Despite the substantive potential of our AI/ML model, this pilot study had several limitations. First, the methodology used in our model has not been validated by any regulatory authorities for signal detection. It is important to note that regulators have not clearly defined their expectations on the use of these technologies in PV, and this gap will hopefully be addressed in the future [17]. Second, the data currently used in the training and testing sets require extensive data processing time to convert from standard data fields for safety reporting into formats more conducive to modeling. This data processing step together with the fact that this ML model was not linked to the global safety database limited the use of the model in a continuous manner that would allow the detection of safety signals in real time. Third, the testing model utilized data exclusively from PM sources, which can be subject to biases in reporting, can underestimate AE occurrence in real world use, and may be missing relevant case information for analysis. To extend the generalizability of the model, our pilot study investigated two products from different therapeutic areas and with differing lengths of time on the market. Nonetheless, the quality of these PM reports may have negatively impacted the model’s sensitivity and PPV values. Lastly, the applicability of the methodology used in this model cannot yet be generalized to the clinical trial development phase, where detecting signals early is a top priority not only for business development decisions or risk mitigation for clinical trial subjects but also for ensuring safe use in patients after drug approval. Applying the methodology used in this model to the clinical trial development phase is the next step in our exploration of this methodology.

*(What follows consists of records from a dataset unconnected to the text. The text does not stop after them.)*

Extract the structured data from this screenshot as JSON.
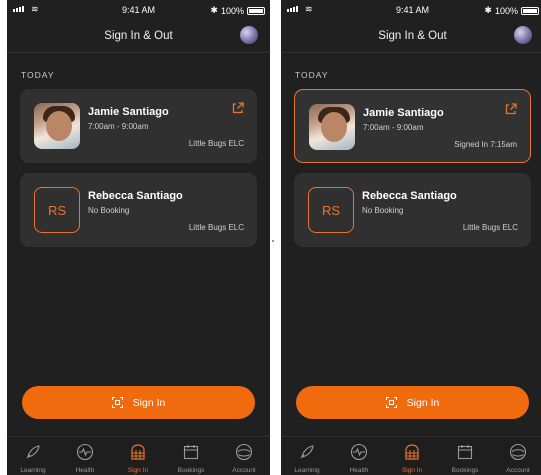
{
  "status_bar": {
    "time": "9:41 AM",
    "battery": "100%"
  },
  "header": {
    "title": "Sign In & Out"
  },
  "section": {
    "label": "TODAY"
  },
  "left_screen": {
    "cards": [
      {
        "name": "Jamie Santiago",
        "subtitle": "7:00am - 9:00am",
        "location": "Little Bugs ELC",
        "status": ""
      },
      {
        "name": "Rebecca Santiago",
        "initials": "RS",
        "subtitle": "No Booking",
        "location": "Little Bugs ELC"
      }
    ]
  },
  "right_screen": {
    "cards": [
      {
        "name": "Jamie Santiago",
        "subtitle": "7:00am - 9:00am",
        "status": "Signed In 7:15am"
      },
      {
        "name": "Rebecca Santiago",
        "initials": "RS",
        "subtitle": "No Booking",
        "location": "Little Bugs ELC"
      }
    ]
  },
  "sign_in_button": {
    "label": "Sign In"
  },
  "tabs": [
    {
      "label": "Learning",
      "icon": "rocket-icon"
    },
    {
      "label": "Health",
      "icon": "heart-monitor-icon"
    },
    {
      "label": "Sign In",
      "icon": "sign-in-icon",
      "active": true
    },
    {
      "label": "Bookings",
      "icon": "calendar-icon"
    },
    {
      "label": "Account",
      "icon": "account-icon"
    }
  ],
  "colors": {
    "accent": "#f06a0e",
    "background": "#202020",
    "card": "#303030"
  }
}
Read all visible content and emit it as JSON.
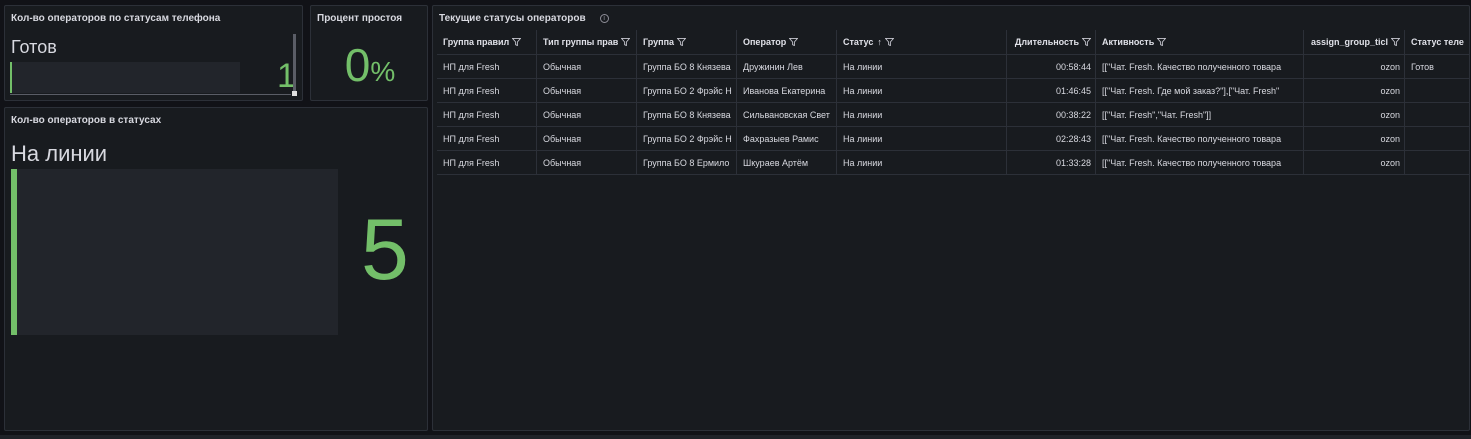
{
  "panel_phone_status": {
    "title": "Кол-во операторов по статусам телефона",
    "status_name": "Готов",
    "value": "1",
    "bar_fraction": 0.01,
    "accent": "#73bf69"
  },
  "panel_idle": {
    "title": "Процент простоя",
    "value": "0",
    "unit": "%"
  },
  "panel_status_count": {
    "title": "Кол-во операторов в статусах",
    "status_name": "На линии",
    "value": "5",
    "bar_fraction": 0.02
  },
  "panel_table": {
    "title": "Текущие статусы операторов",
    "info_icon": "info-icon",
    "columns": [
      {
        "label": "Группа правил",
        "filter": true
      },
      {
        "label": "Тип группы прав",
        "filter": true
      },
      {
        "label": "Группа",
        "filter": true
      },
      {
        "label": "Оператор",
        "filter": true
      },
      {
        "label": "Статус",
        "filter": true,
        "sort": "↑"
      },
      {
        "label": "Длительность",
        "filter": true
      },
      {
        "label": "Активность",
        "filter": true
      },
      {
        "label": "assign_group_ticl",
        "filter": true
      },
      {
        "label": "Статус теле",
        "filter": false
      }
    ],
    "rows": [
      [
        "НП для Fresh",
        "Обычная",
        "Группа БО 8 Князева",
        "Дружинин Лев",
        "На линии",
        "00:58:44",
        "[[\"Чат. Fresh. Качество полученного товара",
        "ozon",
        "Готов"
      ],
      [
        "НП для Fresh",
        "Обычная",
        "Группа БО 2 Фрэйс Н",
        "Иванова Екатерина",
        "На линии",
        "01:46:45",
        "[[\"Чат. Fresh. Где мой заказ?\"],[\"Чат. Fresh\"",
        "ozon",
        ""
      ],
      [
        "НП для Fresh",
        "Обычная",
        "Группа БО 8 Князева",
        "Сильвановская Свет",
        "На линии",
        "00:38:22",
        "[[\"Чат. Fresh\",\"Чат. Fresh\"]]",
        "ozon",
        ""
      ],
      [
        "НП для Fresh",
        "Обычная",
        "Группа БО 2 Фрэйс Н",
        "Фахразыев Рамис",
        "На линии",
        "02:28:43",
        "[[\"Чат. Fresh. Качество полученного товара",
        "ozon",
        ""
      ],
      [
        "НП для Fresh",
        "Обычная",
        "Группа БО 8 Ермило",
        "Шкураев Артём",
        "На линии",
        "01:33:28",
        "[[\"Чат. Fresh. Качество полученного товара",
        "ozon",
        ""
      ]
    ]
  }
}
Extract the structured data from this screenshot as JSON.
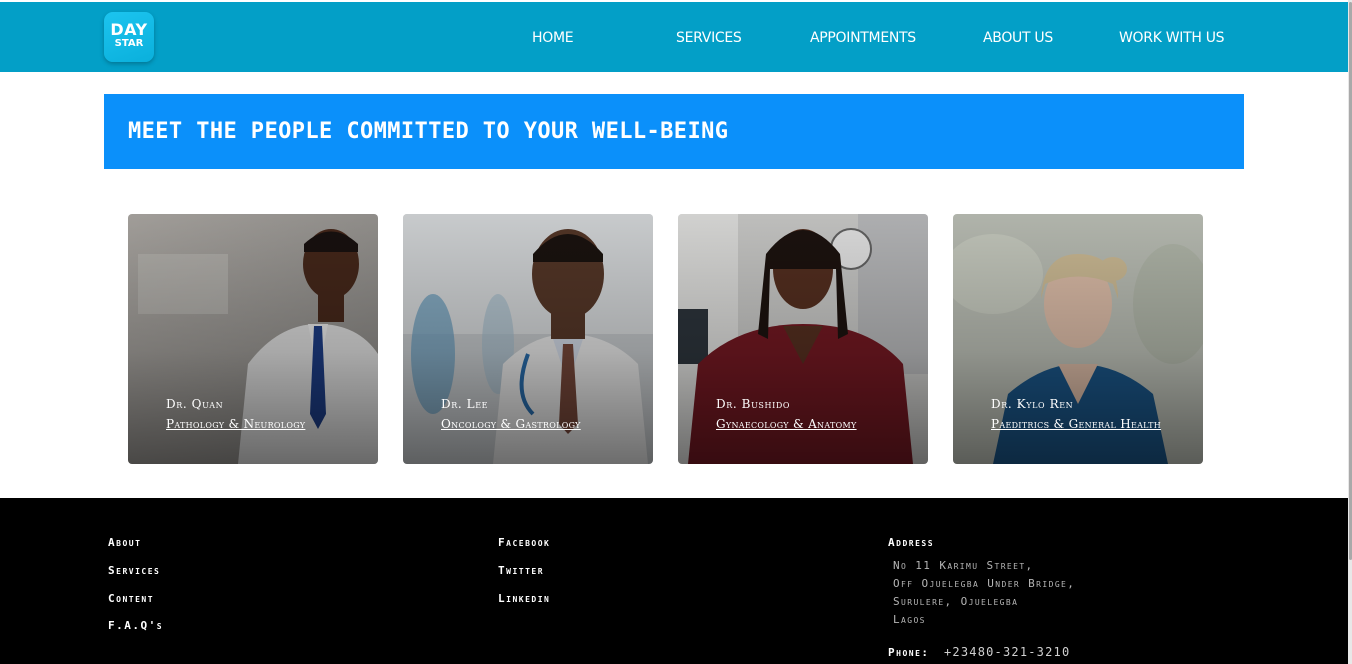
{
  "brand": {
    "logo_line1": "DAY",
    "logo_line2": "STAR",
    "color": "#039fc7"
  },
  "nav": {
    "items": [
      {
        "label": "HOME"
      },
      {
        "label": "SERVICES"
      },
      {
        "label": "APPOINTMENTS"
      },
      {
        "label": "ABOUT US"
      },
      {
        "label": "WORK WITH US"
      }
    ]
  },
  "hero": {
    "title": "MEET THE PEOPLE COMMITTED TO YOUR WELL-BEING",
    "color": "#0b90fa"
  },
  "doctors": [
    {
      "name": "Dr. Quan",
      "specialty": "Pathology & Neurology"
    },
    {
      "name": "Dr. Lee",
      "specialty": "Oncology & Gastrology"
    },
    {
      "name": "Dr. Bushido",
      "specialty": "Gynaecology & Anatomy"
    },
    {
      "name": "Dr. Kylo Ren",
      "specialty": "Paeditrics & General Health"
    }
  ],
  "footer": {
    "col1": [
      {
        "label": "About"
      },
      {
        "label": "Services"
      },
      {
        "label": "Content"
      },
      {
        "label": "F.A.Q's"
      }
    ],
    "col2": [
      {
        "label": "Facebook"
      },
      {
        "label": "Twitter"
      },
      {
        "label": "Linkedin"
      }
    ],
    "address_title": "Address",
    "address_lines": [
      "No 11 Karimu Street,",
      "Off Ojuelegba Under Bridge,",
      "Surulere, Ojuelegba",
      "Lagos"
    ],
    "phone_label": "Phone:",
    "phone_value": "+23480-321-3210"
  }
}
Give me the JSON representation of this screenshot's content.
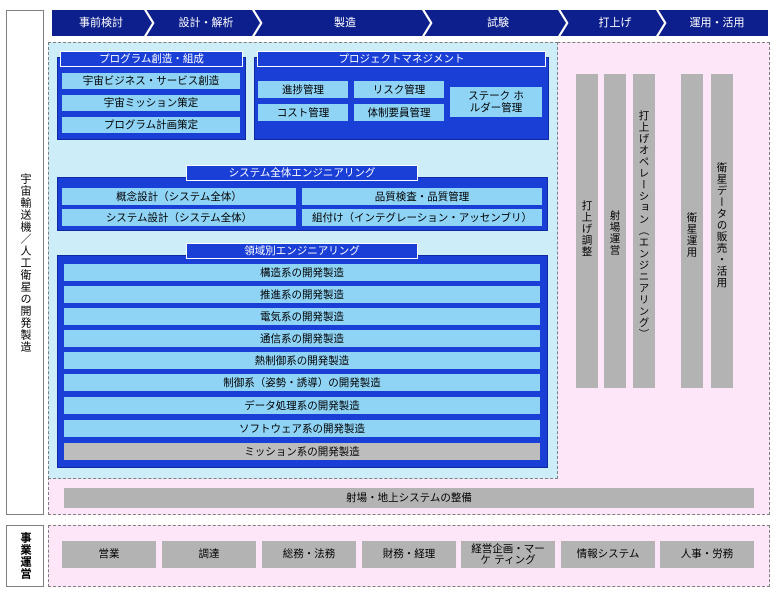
{
  "side": {
    "top_label": "宇宙輸送機／人工衛星の開発製造",
    "bottom_label": "事業運営"
  },
  "phases": [
    "事前検討",
    "設計・解析",
    "製造",
    "試験",
    "打上げ",
    "運用・活用"
  ],
  "program": {
    "title": "プログラム創造・組成",
    "items": [
      "宇宙ビジネス・サービス創造",
      "宇宙ミッション策定",
      "プログラム計画策定"
    ]
  },
  "project": {
    "title": "プロジェクトマネジメント",
    "items": [
      "進捗管理",
      "リスク管理",
      "コスト管理",
      "体制要員管理",
      "ステーク ホルダー管理"
    ]
  },
  "system": {
    "title": "システム全体エンジニアリング",
    "items": [
      "概念設計（システム全体）",
      "品質検査・品質管理",
      "システム設計（システム全体）",
      "組付け（インテグレーション・アッセンブリ）"
    ]
  },
  "domain": {
    "title": "領域別エンジニアリング",
    "items": [
      "構造系の開発製造",
      "推進系の開発製造",
      "電気系の開発製造",
      "通信系の開発製造",
      "熱制御系の開発製造",
      "制御系（姿勢・誘導）の開発製造",
      "データ処理系の開発製造",
      "ソフトウェア系の開発製造",
      "ミッション系の開発製造"
    ]
  },
  "operations": [
    "打上げ調整",
    "射場運営",
    "打上げオペレーション（エンジニアリング）",
    "衛星運用",
    "衛星データの販売・活用"
  ],
  "launch_site": "射場・地上システムの整備",
  "business": [
    "営業",
    "調達",
    "総務・法務",
    "財務・経理",
    "経営企画・マーケ ティング",
    "情報システム",
    "人事・労務"
  ],
  "colors": {
    "phase": "#0d1f8c",
    "group": "#1a3fd6",
    "cell": "#8fd3f5",
    "blue_zone": "#cdeef8",
    "pink_zone": "#fde6f7",
    "gray": "#b3b3b3"
  }
}
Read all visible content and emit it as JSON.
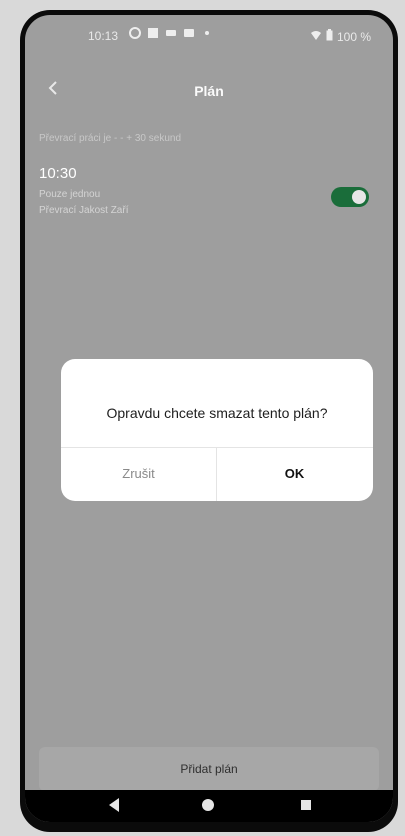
{
  "status_bar": {
    "time": "10:13",
    "battery": "100 %"
  },
  "header": {
    "title": "Plán"
  },
  "hint": "Převrací práci je - - + 30 sekund",
  "plan": {
    "time": "10:30",
    "line1": "Pouze jednou",
    "line2": "Převrací Jakost Zaří"
  },
  "dialog": {
    "message": "Opravdu chcete smazat tento plán?",
    "cancel_label": "Zrušit",
    "ok_label": "OK"
  },
  "footer": {
    "add_label": "Přidat plán"
  },
  "colors": {
    "toggle_on": "#1a6d3a",
    "overlay_bg": "#9e9e9e",
    "dialog_bg": "#ffffff"
  }
}
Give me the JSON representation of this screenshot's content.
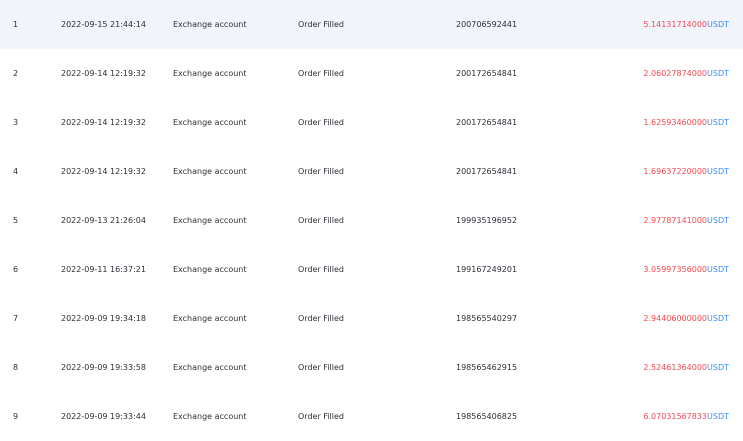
{
  "rows": [
    {
      "index": "1",
      "time": "2022-09-15 21:44:14",
      "account": "Exchange account",
      "type": "Order Filled",
      "order_id": "200706592441",
      "amount": "5.14131714000",
      "unit": "USDT"
    },
    {
      "index": "2",
      "time": "2022-09-14 12:19:32",
      "account": "Exchange account",
      "type": "Order Filled",
      "order_id": "200172654841",
      "amount": "2.06027874000",
      "unit": "USDT"
    },
    {
      "index": "3",
      "time": "2022-09-14 12:19:32",
      "account": "Exchange account",
      "type": "Order Filled",
      "order_id": "200172654841",
      "amount": "1.62593460000",
      "unit": "USDT"
    },
    {
      "index": "4",
      "time": "2022-09-14 12:19:32",
      "account": "Exchange account",
      "type": "Order Filled",
      "order_id": "200172654841",
      "amount": "1.69637220000",
      "unit": "USDT"
    },
    {
      "index": "5",
      "time": "2022-09-13 21:26:04",
      "account": "Exchange account",
      "type": "Order Filled",
      "order_id": "199935196952",
      "amount": "2.97787141000",
      "unit": "USDT"
    },
    {
      "index": "6",
      "time": "2022-09-11 16:37:21",
      "account": "Exchange account",
      "type": "Order Filled",
      "order_id": "199167249201",
      "amount": "3.05997356000",
      "unit": "USDT"
    },
    {
      "index": "7",
      "time": "2022-09-09 19:34:18",
      "account": "Exchange account",
      "type": "Order Filled",
      "order_id": "198565540297",
      "amount": "2.94406000000",
      "unit": "USDT"
    },
    {
      "index": "8",
      "time": "2022-09-09 19:33:58",
      "account": "Exchange account",
      "type": "Order Filled",
      "order_id": "198565462915",
      "amount": "2.52461364000",
      "unit": "USDT"
    },
    {
      "index": "9",
      "time": "2022-09-09 19:33:44",
      "account": "Exchange account",
      "type": "Order Filled",
      "order_id": "198565406825",
      "amount": "6.07031567833",
      "unit": "USDT"
    }
  ],
  "colors": {
    "amount": "#f2494f",
    "unit": "#3d8df2",
    "highlight_row": "#f1f4fb"
  }
}
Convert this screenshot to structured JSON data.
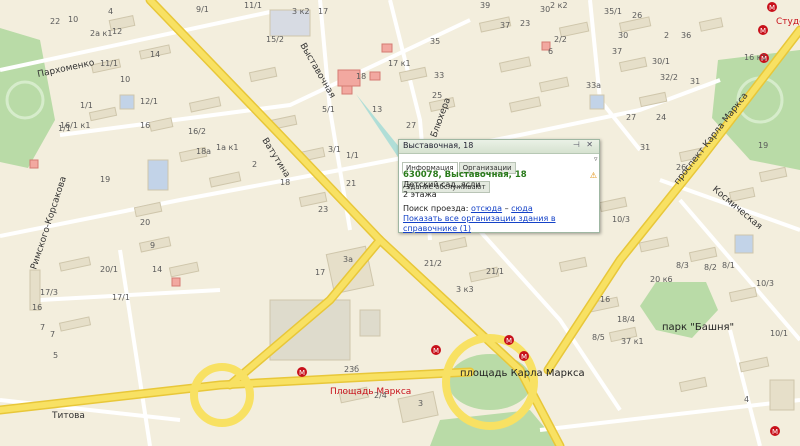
{
  "map": {
    "colors": {
      "background": "#f3eedd",
      "building": "#e6dfc9",
      "building_outline": "#cfc6ab",
      "major_road": "#f6dc4c",
      "minor_road": "#ffffff",
      "park": "#b9dba7",
      "highlight": "#f2a8a0",
      "metro": "#c8111b"
    },
    "streets": [
      "Выставочная",
      "Ватутина",
      "Блюхера",
      "Римского-Корсакова",
      "Титова",
      "Пархоменко",
      "проспект Карла Маркса",
      "Космическая",
      "Студен"
    ],
    "places": [
      "площадь Карла Маркса",
      "парк \"Башня\"",
      "Площадь Маркса"
    ],
    "metro_label": "Площадь Маркса",
    "house_numbers": [
      "10",
      "4",
      "9/1",
      "11/1",
      "1/1",
      "1/1",
      "15/2",
      "17",
      "18",
      "13",
      "22",
      "2а к1",
      "12",
      "14",
      "11/1",
      "10",
      "12/1",
      "16",
      "16/1 к1",
      "16/2",
      "1а к1",
      "18а",
      "2",
      "18",
      "19",
      "20",
      "9",
      "14",
      "20/1",
      "17/1",
      "17/3",
      "16",
      "7",
      "7",
      "5",
      "5/1",
      "3/1",
      "1/1",
      "23",
      "17",
      "17 к1",
      "25",
      "33",
      "35",
      "37",
      "39",
      "30",
      "23",
      "27",
      "29",
      "21",
      "19",
      "21/2",
      "21/1",
      "3а",
      "3 к3",
      "23б",
      "2/4",
      "3",
      "3 к2",
      "26",
      "30",
      "2",
      "36",
      "35/1",
      "37",
      "30/1",
      "32/2",
      "31",
      "33а",
      "27",
      "31",
      "24",
      "26",
      "19",
      "16 к1",
      "16",
      "20 к6",
      "37 к1",
      "18/4",
      "8/5",
      "8/3",
      "8/2",
      "8/1",
      "10/3",
      "10/1",
      "4",
      "2/2",
      "6",
      "5",
      "10/3",
      "2 к2",
      "2 к1",
      "21",
      "23",
      "1"
    ]
  },
  "popup": {
    "title": "Выставочная, 18",
    "controls": "⊣ ✕",
    "tabs": [
      "Информация",
      "Организации",
      "Здание обслуживают"
    ],
    "more": "▿",
    "address": "630078, Выставочная, 18",
    "line1": "Детский сад, ясли",
    "line2": "2 этажа",
    "route_label": "Поиск проезда:",
    "route_from": "отсюда",
    "route_sep": "–",
    "route_to": "сюда",
    "show_all": "Показать все организации здания в справочнике (1)",
    "warn_icon": "warning-icon"
  }
}
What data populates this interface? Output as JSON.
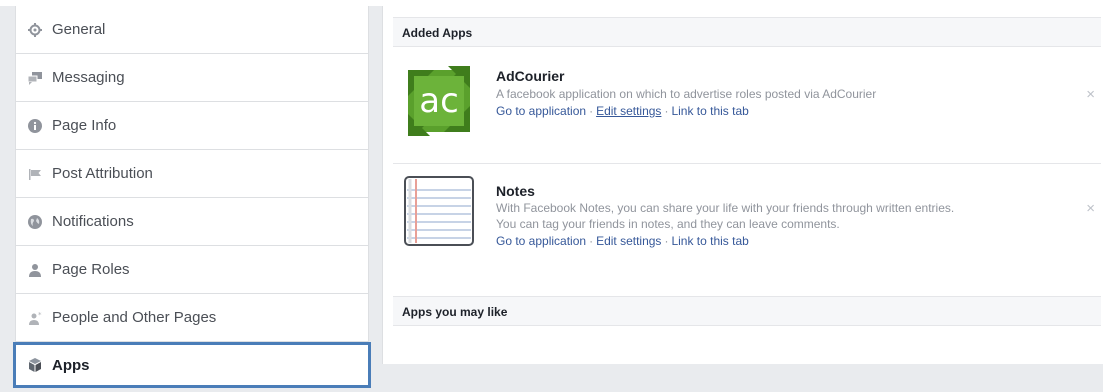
{
  "sidebar": {
    "items": [
      {
        "label": "General",
        "icon": "gear-icon"
      },
      {
        "label": "Messaging",
        "icon": "messaging-icon"
      },
      {
        "label": "Page Info",
        "icon": "info-icon"
      },
      {
        "label": "Post Attribution",
        "icon": "flag-icon"
      },
      {
        "label": "Notifications",
        "icon": "globe-icon"
      },
      {
        "label": "Page Roles",
        "icon": "person-icon"
      },
      {
        "label": "People and Other Pages",
        "icon": "person-star-icon"
      },
      {
        "label": "Apps",
        "icon": "cube-icon",
        "active": true
      }
    ]
  },
  "main": {
    "added_apps_header": "Added Apps",
    "apps": [
      {
        "title": "AdCourier",
        "description_lines": [
          "A facebook application on which to advertise roles posted via AdCourier"
        ],
        "links": [
          "Go to application",
          "Edit settings",
          "Link to this tab"
        ],
        "separator": "·",
        "close": "×",
        "logo_text": "ac"
      },
      {
        "title": "Notes",
        "description_lines": [
          "With Facebook Notes, you can share your life with your friends through written entries.",
          "You can tag your friends in notes, and they can leave comments."
        ],
        "links": [
          "Go to application",
          "Edit settings",
          "Link to this tab"
        ],
        "separator": "·",
        "close": "×"
      }
    ],
    "apps_you_may_like_header": "Apps you may like"
  },
  "colors": {
    "link": "#365899",
    "active_outline": "#4a7db8",
    "adcourier_green": "#5aa02c"
  }
}
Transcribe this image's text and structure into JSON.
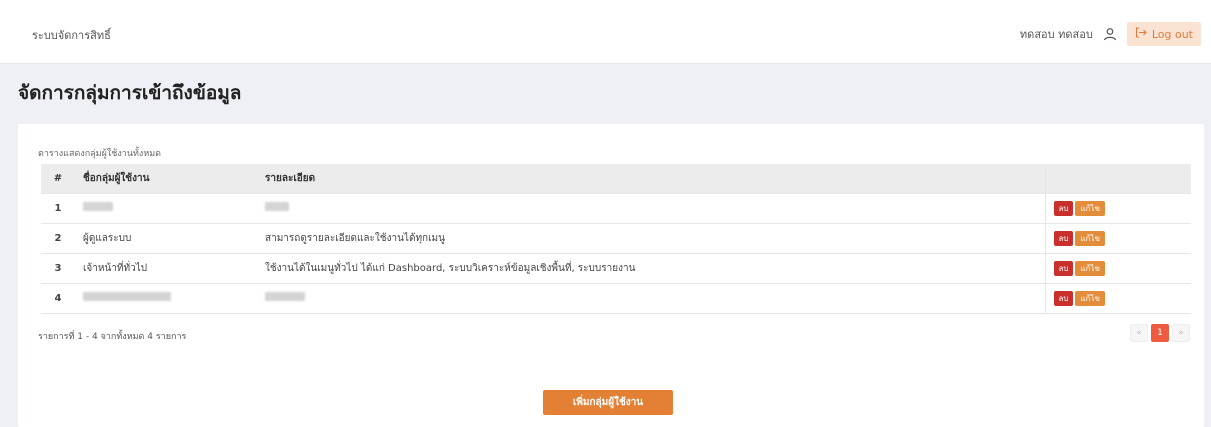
{
  "header": {
    "brand": "ระบบจัดการสิทธิ์",
    "user_name": "ทดสอบ ทดสอบ",
    "logout_label": "Log out"
  },
  "page": {
    "title": "จัดการกลุ่มการเข้าถึงข้อมูล"
  },
  "table": {
    "caption": "ตารางแสดงกลุ่มผู้ใช้งานทั้งหมด",
    "columns": [
      "#",
      "ชื่อกลุ่มผู้ใช้งาน",
      "รายละเอียด",
      ""
    ],
    "rows": [
      {
        "num": "1",
        "name": "",
        "desc": "",
        "name_redacted": true,
        "desc_redacted": true
      },
      {
        "num": "2",
        "name": "ผู้ดูแลระบบ",
        "desc": "สามารถดูรายละเอียดและใช้งานได้ทุกเมนู"
      },
      {
        "num": "3",
        "name": "เจ้าหน้าที่ทั่วไป",
        "desc": "ใช้งานได้ในเมนูทั่วไป ได้แก่ Dashboard, ระบบวิเคราะห์ข้อมูลเชิงพื้นที่, ระบบรายงาน"
      },
      {
        "num": "4",
        "name": "",
        "desc": "",
        "name_redacted": true,
        "desc_redacted": true
      }
    ],
    "delete_label": "ลบ",
    "edit_label": "แก้ไข"
  },
  "footer": {
    "summary": "รายการที่ 1 - 4 จากทั้งหมด 4 รายการ",
    "pagination": {
      "prev": "«",
      "current": "1",
      "next": "»"
    }
  },
  "actions": {
    "add_group_label": "เพิ่มกลุ่มผู้ใช้งาน"
  },
  "colors": {
    "accent": "#e38035",
    "delete": "#c9302c",
    "page_active": "#ef5b3f"
  },
  "icons": {
    "user": "user-icon",
    "logout": "logout-icon"
  }
}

While ML models like this one may present as powerful tools to support conventional surveillance methods, these results should be interpreted with caution as expert judgment, flexibility, and critical thinking are still essential human skills required for the final, accurate assessment of cases [17]. Furthermore, the Council for International Organizations of Medical Sciences (CIOMS) Working Group XIV Artificial Intelligence in Pharmacovigilance recently highlighted that complex algorithms used in these ML models require large amounts of data, and often there may not be enough training data available. In addition, it is possible that the training data are not fully representative of the issue under review, which results in misalignment in the resulting algorithm. ML algorithms may also perpetuate historical systematic errors present in training data [19]. When the algorithms cannot easily be understood by PV experts, it is even more important that the training data on which they are optimized are transparently communicated. The CIOMS XIV Working Group will ultimately propose guidance on the use of AI in PV. In the interim, the pharmaceutical industry should be aware of the limitations and be prudent about the implementation of AI as different processes in PV present inherent and distinct risks and may need rigorous and independent consideration.

Conclusions

The identification of a new adverse event caused by a drug product is one of the most important activities in the pharmaceutical industry to ensure the safety profile of a drug product. This pilot ML model showed promising results as an additional tool to supplement traditional pharmacovigilance activities in signal detection as it exhibited acceptable accuracy (> 95%) for the detection of safety signals in the PM space and potential for earlier detection when compared to humans. Model optimization to improve performance may be warranted before implementation. Future areas of research include linking the ML model to a safety database that would allow for continuous monitoring of new safety signals in real time. Pharmaceutical companies and health authorities should continue to explore the utilization of AI/ML tools in their PV surveillance methods to aid with the vastly increasing amounts of complex safety data and contribute to the literature. These emerging tools will aid in the integration of data, technology, and human expertise to ensure public health in a rapid, efficient manner.